Rzeźbiarz wraz z żoną Marią, również twórczynią ludową – autorką misternych haftów – mieszka i tworzy w Czechowicach-Dziedzicach. W małym pokoiku – pracowni powstają jego nowe rzeźby, a wokół na ścianach i półkach tłoczą się liczne nagrodzone prace: szopki, święci, anioły. Zdobywały laury na ogólnopolskich konkursach rzeźby sakralnej w Stryszawie, grand prix konkursu „Od zalotów do wesela” w Wilkowicach czy na organizowanych przez bielski Regionalny Ośrodek Kultury konkursach na zabawkę. W domu państwa Kubików na honorowym miejscu jest też ich wspólne dzieło: tryptyk Matki Bożej, z haftowanym wizerunkiem Maryi i rzeźbionymi aniołami.

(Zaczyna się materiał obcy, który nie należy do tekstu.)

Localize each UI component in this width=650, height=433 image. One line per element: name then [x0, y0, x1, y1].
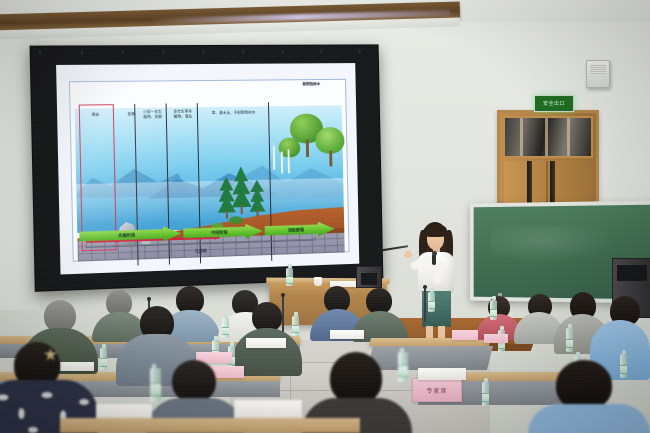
wall-speaker — [586, 60, 610, 88]
presenter — [408, 222, 464, 346]
desk-name-card — [484, 334, 508, 343]
slide-label-shrubs-intolerant-trees: 草、灌木丛、不耐阴性树木 — [200, 110, 267, 115]
expert-seat-name-card: 专家席 — [412, 378, 462, 402]
desk-name-card — [452, 330, 478, 340]
microphone — [432, 254, 436, 265]
desk-papers — [60, 362, 94, 371]
desk-papers — [330, 330, 364, 339]
exit-sign: 安全出口 — [534, 95, 574, 112]
water-bottle — [150, 368, 161, 402]
water-bottle — [490, 300, 497, 320]
water-bottle — [566, 328, 573, 352]
door-transom-window — [503, 116, 593, 158]
water-bottle — [620, 354, 627, 378]
desk — [60, 418, 360, 433]
desk-microphone — [282, 296, 284, 334]
expert-seat-label: 专家席 — [426, 386, 447, 395]
desk-papers — [234, 400, 302, 420]
tree-trunk — [329, 151, 332, 167]
slide-label-perennial-herbs-2: 植物、灌丛 — [169, 114, 197, 119]
desk-front — [367, 346, 493, 370]
desk-papers — [246, 338, 286, 348]
lecture-hall-photo: 安全出口 — [0, 0, 650, 433]
podium-monitor — [356, 266, 382, 288]
tree-trunk — [306, 139, 309, 157]
desk-papers — [418, 368, 466, 380]
slide-label-shade-tolerant-trees: 耐阴性树木 — [285, 82, 337, 87]
attendee-shoulders — [528, 404, 650, 433]
water-bottle — [286, 268, 293, 286]
water-bottle — [222, 318, 229, 338]
presenter-skirt — [422, 291, 451, 327]
water-bottle — [482, 382, 489, 406]
water-bottle — [292, 316, 299, 336]
stage-arrow-climax-label: 顶极群落 — [288, 227, 304, 233]
projection-screen: 耐阴性树木 裸岩 苔藓 小型一年生 植物、苔藓 多年生草本 植物、灌丛 — [56, 63, 359, 274]
attendee-head — [556, 360, 612, 410]
attendee-head — [330, 352, 382, 404]
projection-screen-frame: 耐阴性树木 裸岩 苔藓 小型一年生 植物、苔藓 多年生草本 植物、灌丛 — [30, 44, 384, 291]
birch-trunk — [281, 152, 283, 174]
presenter-fringe — [424, 224, 447, 237]
paper-cup — [314, 277, 322, 286]
slide-ecological-succession: 耐阴性树木 裸岩 苔藓 小型一年生 植物、苔藓 多年生草本 植物、灌丛 — [56, 63, 359, 274]
stage-arrow-intermediate-label: 中间阶段 — [211, 229, 228, 236]
highlight-box-bare-rock — [79, 104, 117, 251]
exit-sign-label: 安全出口 — [543, 100, 565, 107]
desk-microphone — [424, 288, 426, 322]
water-bottle — [100, 348, 107, 370]
slide-label-bare-rock: 裸岩 — [79, 112, 112, 117]
water-bottle — [398, 352, 408, 382]
attendee-head — [172, 360, 216, 402]
slide-border: 耐阴性树木 裸岩 苔藓 小型一年生 植物、苔藓 多年生草本 植物、灌丛 — [69, 79, 350, 262]
water-bottle — [428, 292, 435, 312]
slide-label-annual-plants-2: 植物、苔藓 — [138, 115, 166, 120]
stage-arrow-pioneer-label: 先锋阶段 — [118, 232, 135, 239]
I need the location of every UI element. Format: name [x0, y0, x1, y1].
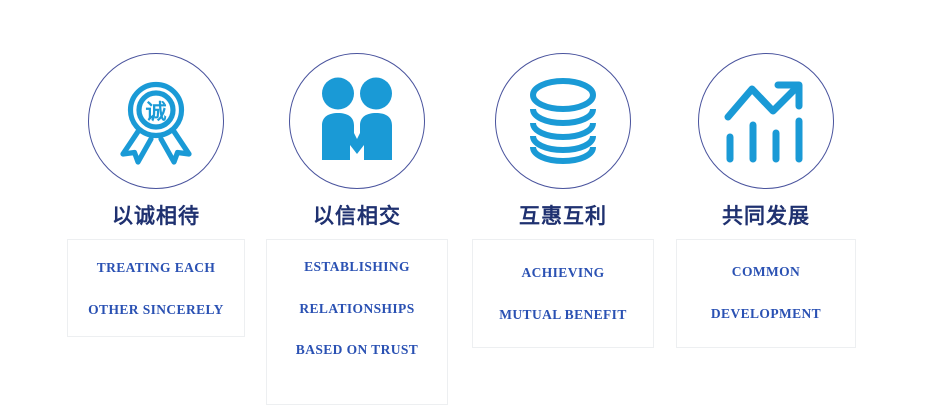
medal-character: 诚	[146, 100, 167, 124]
icon-circle-1: 诚	[88, 53, 224, 189]
feature-column-4: 共同发展 COMMON DEVELOPMENT	[656, 0, 876, 348]
feature-line: RELATIONSHIPS	[299, 302, 414, 316]
feature-title-4: 共同发展	[722, 206, 810, 227]
feature-title-3: 互惠互利	[519, 206, 607, 227]
feature-column-3: 互惠互利 ACHIEVING MUTUAL BENEFIT	[453, 0, 673, 348]
feature-textbox-1: TREATING EACH OTHER SINCERELY	[67, 239, 245, 337]
feature-line: DEVELOPMENT	[711, 307, 821, 321]
handshake-people-icon	[309, 75, 405, 167]
feature-line: MUTUAL BENEFIT	[499, 308, 627, 322]
icon-circle-2	[289, 53, 425, 189]
feature-textbox-4: COMMON DEVELOPMENT	[676, 239, 856, 348]
feature-textbox-2: ESTABLISHING RELATIONSHIPS BASED ON TRUS…	[266, 239, 448, 405]
feature-line: ACHIEVING	[521, 266, 604, 280]
feature-textbox-3: ACHIEVING MUTUAL BENEFIT	[472, 239, 654, 348]
icon-circle-4	[698, 53, 834, 189]
feature-line: BASED ON TRUST	[296, 343, 418, 357]
feature-line: TREATING EACH	[97, 261, 216, 275]
icon-circle-3	[495, 53, 631, 189]
feature-line: OTHER SINCERELY	[88, 303, 224, 317]
medal-ribbon-icon: 诚	[110, 75, 202, 167]
feature-column-2: 以信相交 ESTABLISHING RELATIONSHIPS BASED ON…	[247, 0, 467, 405]
coin-stack-icon	[518, 76, 608, 166]
growth-chart-arrow-icon	[720, 75, 812, 167]
feature-line: COMMON	[732, 265, 800, 279]
feature-title-2: 以信相交	[313, 206, 401, 227]
feature-column-1: 诚 以诚相待 TREATING EACH OTHER SINCERELY	[46, 0, 266, 337]
feature-line: ESTABLISHING	[304, 260, 410, 274]
feature-title-1: 以诚相待	[112, 206, 200, 227]
values-feature-row: 诚 以诚相待 TREATING EACH OTHER SINCERELY	[0, 0, 944, 411]
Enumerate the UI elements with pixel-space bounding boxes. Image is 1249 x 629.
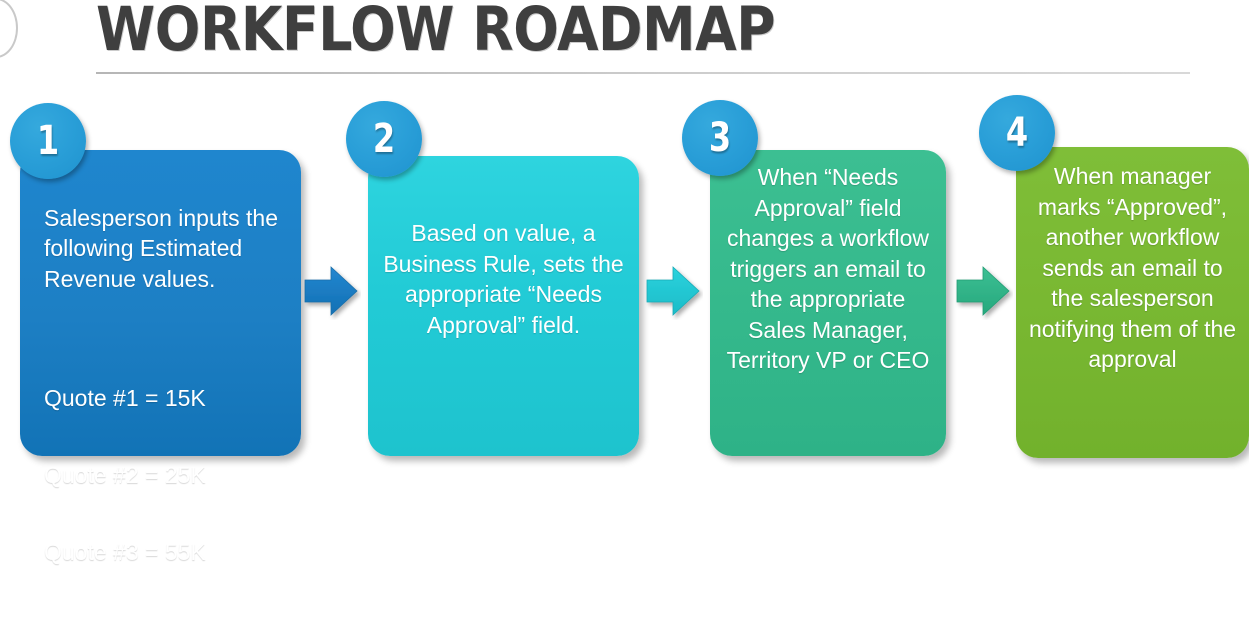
step-1-number-label: 1 [18,103,79,179]
step-4-card[interactable]: When manager marks “Approved”, another w… [1016,147,1249,458]
step-1-quote-list: Quote #1 = 15K Quote #2 = 25K Quote #3 =… [44,337,287,599]
step-1-quote-3: Quote #3 = 55K [44,537,287,568]
step-1-body: Salesperson inputs the following Estimat… [44,203,287,295]
step-2-card[interactable]: Based on value, a Business Rule, sets th… [368,156,639,456]
header: WORKFLOW ROADMAP [0,0,1249,92]
page-title: WORKFLOW ROADMAP [96,0,775,62]
step-2-number-label: 2 [354,101,415,177]
step-1-text: Salesperson inputs the following Estimat… [44,172,287,629]
title-divider [96,72,1190,74]
step-3-card[interactable]: When “Needs Approval” field changes a wo… [710,150,946,456]
step-4-number-label: 4 [987,95,1048,171]
step-1-card[interactable]: Salesperson inputs the following Estimat… [20,150,301,456]
arrow-step1-to-step2-icon [303,264,361,320]
arrow-step3-to-step4-icon [955,264,1013,320]
workflow-steps-row: Salesperson inputs the following Estimat… [0,92,1249,466]
step-1-quote-2: Quote #2 = 25K [44,460,287,491]
step-2-text: Based on value, a Business Rule, sets th… [382,218,625,340]
step-1-quote-1: Quote #1 = 15K [44,383,287,414]
step-3-number-label: 3 [690,100,751,176]
arrow-step2-to-step3-icon [645,264,703,320]
step-3-number-badge[interactable]: 3 [682,100,758,176]
step-1-number-badge[interactable]: 1 [10,103,86,179]
step-4-text: When manager marks “Approved”, another w… [1024,161,1241,375]
step-2-number-badge[interactable]: 2 [346,101,422,177]
step-3-text: When “Needs Approval” field changes a wo… [720,162,936,376]
step-4-number-badge[interactable]: 4 [979,95,1055,171]
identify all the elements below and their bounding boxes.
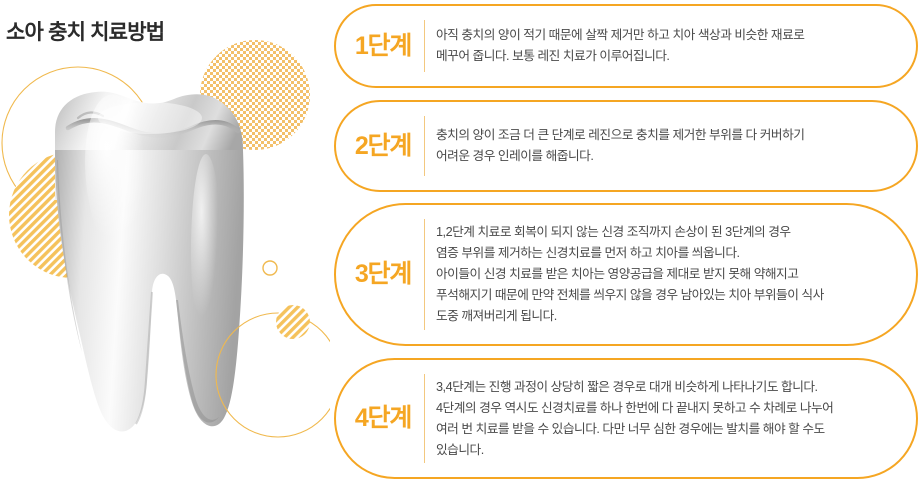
step-body-2: 충치의 양이 조금 더 큰 단계로 레진으로 충치를 제거한 부위를 다 커버하… [425, 125, 916, 167]
step-text-line: 아직 충치의 양이 적기 때문에 살짝 제거만 하고 치아 색상과 비슷한 재료… [436, 25, 898, 46]
step-text-line: 메꾸어 줍니다. 보통 레진 치료가 이루어집니다. [436, 46, 898, 67]
step-body-1: 아직 충치의 양이 적기 때문에 살짝 제거만 하고 치아 색상과 비슷한 재료… [425, 25, 916, 67]
infographic-page: 소아 충치 치료방법 [0, 0, 920, 484]
step-box-3[interactable]: 3단계 1,2단계 치료로 회복이 되지 않는 신경 조직까지 손상이 된 3단… [334, 203, 918, 346]
step-label-2: 2단계 [336, 134, 424, 159]
step-text-line: 아이들이 신경 치료를 받은 치아는 영양공급을 제대로 받지 못해 약해지고 [436, 264, 898, 285]
tooth-highlight-secondary [191, 154, 221, 346]
step-text-line: 어려운 경우 인레이를 해줍니다. [436, 146, 898, 167]
step-text-line: 4단계의 경우 역시도 신경치료를 하나 한번에 다 끝내지 못하고 수 차례로… [436, 398, 898, 419]
step-label-3: 3단계 [336, 262, 424, 287]
step-text-line: 3,4단계는 진행 과정이 상당히 짧은 경우로 대개 비슷하게 나타나기도 합… [436, 377, 898, 398]
step-label-1: 1단계 [336, 34, 424, 59]
step-text-line: 도중 깨져버리게 됩니다. [436, 306, 898, 327]
tooth-illustration-panel [0, 0, 330, 484]
step-label-4: 4단계 [336, 406, 424, 431]
step-text-line: 1,2단계 치료로 회복이 되지 않는 신경 조직까지 손상이 된 3단계의 경… [436, 222, 898, 243]
treatment-steps-list: 1단계 아직 충치의 양이 적기 때문에 살짝 제거만 하고 치아 색상과 비슷… [334, 0, 920, 484]
step-body-3: 1,2단계 치료로 회복이 되지 않는 신경 조직까지 손상이 된 3단계의 경… [425, 222, 916, 327]
small-ring [263, 261, 277, 275]
striped-circle-small [276, 305, 310, 339]
step-text-line: 충치의 양이 조금 더 큰 단계로 레진으로 충치를 제거한 부위를 다 커버하… [436, 125, 898, 146]
step-text-line: 푸석해지기 때문에 만약 전체를 씌우지 않을 경우 남아있는 치아 부위들이 … [436, 285, 898, 306]
tooth-illustration-svg [0, 0, 330, 484]
tooth-shape [55, 91, 244, 432]
tooth-highlight-crown [98, 102, 202, 134]
step-text-line: 여러 번 치료를 받을 수 있습니다. 다만 너무 심한 경우에는 발치를 해야… [436, 419, 898, 440]
step-box-2[interactable]: 2단계 충치의 양이 조금 더 큰 단계로 레진으로 충치를 제거한 부위를 다… [334, 100, 918, 192]
step-box-1[interactable]: 1단계 아직 충치의 양이 적기 때문에 살짝 제거만 하고 치아 색상과 비슷… [334, 4, 918, 88]
step-body-4: 3,4단계는 진행 과정이 상당히 짧은 경우로 대개 비슷하게 나타나기도 합… [425, 377, 916, 461]
step-text-line: 염증 부위를 제거하는 신경치료를 먼저 하고 치아를 씌웁니다. [436, 243, 898, 264]
step-text-line: 있습니다. [436, 440, 898, 461]
step-box-4[interactable]: 4단계 3,4단계는 진행 과정이 상당히 짧은 경우로 대개 비슷하게 나타나… [334, 358, 918, 479]
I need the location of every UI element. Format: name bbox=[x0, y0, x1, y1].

Od kilku miesięcy powstawały tu prace dokumentujące życie bestwińskich rodzin.
– To cykl sześciu płaskorzeźb, które pokazują zwyczaje mieszkańców wsi, związane z rytmem prac polowych: od siewu po żniwa i omłoty, a także szkubaczki – wylicza ich autor, pochodzący z Bestwiny Czesław Kubik, który wykonał te prace dzięki stypendium Ministerstwa Kultury i Dziedzictwa Narodowego, a po prezentacji na wystawach, planowanych m.in. w Bestwinie i Bielsku-Białej, przekaże je do Regionalnego Muzeum im. ks. Zygmunta Bubaka w Bestwinie. – Zaczęło się jednak od powrotu do wspomnień, do tych scen, które pamiętam z dzieciństwa i młodości. Andrzej Wojtyła, kustosz Regionalnego Muzeum, też cieszy się na tę chwilę, kiedy cykl płaskorzeźb dołączy do muzealnych zbiorów. Rzeźby Czesława Kubika można będzie tu oglądać od 20 lipca.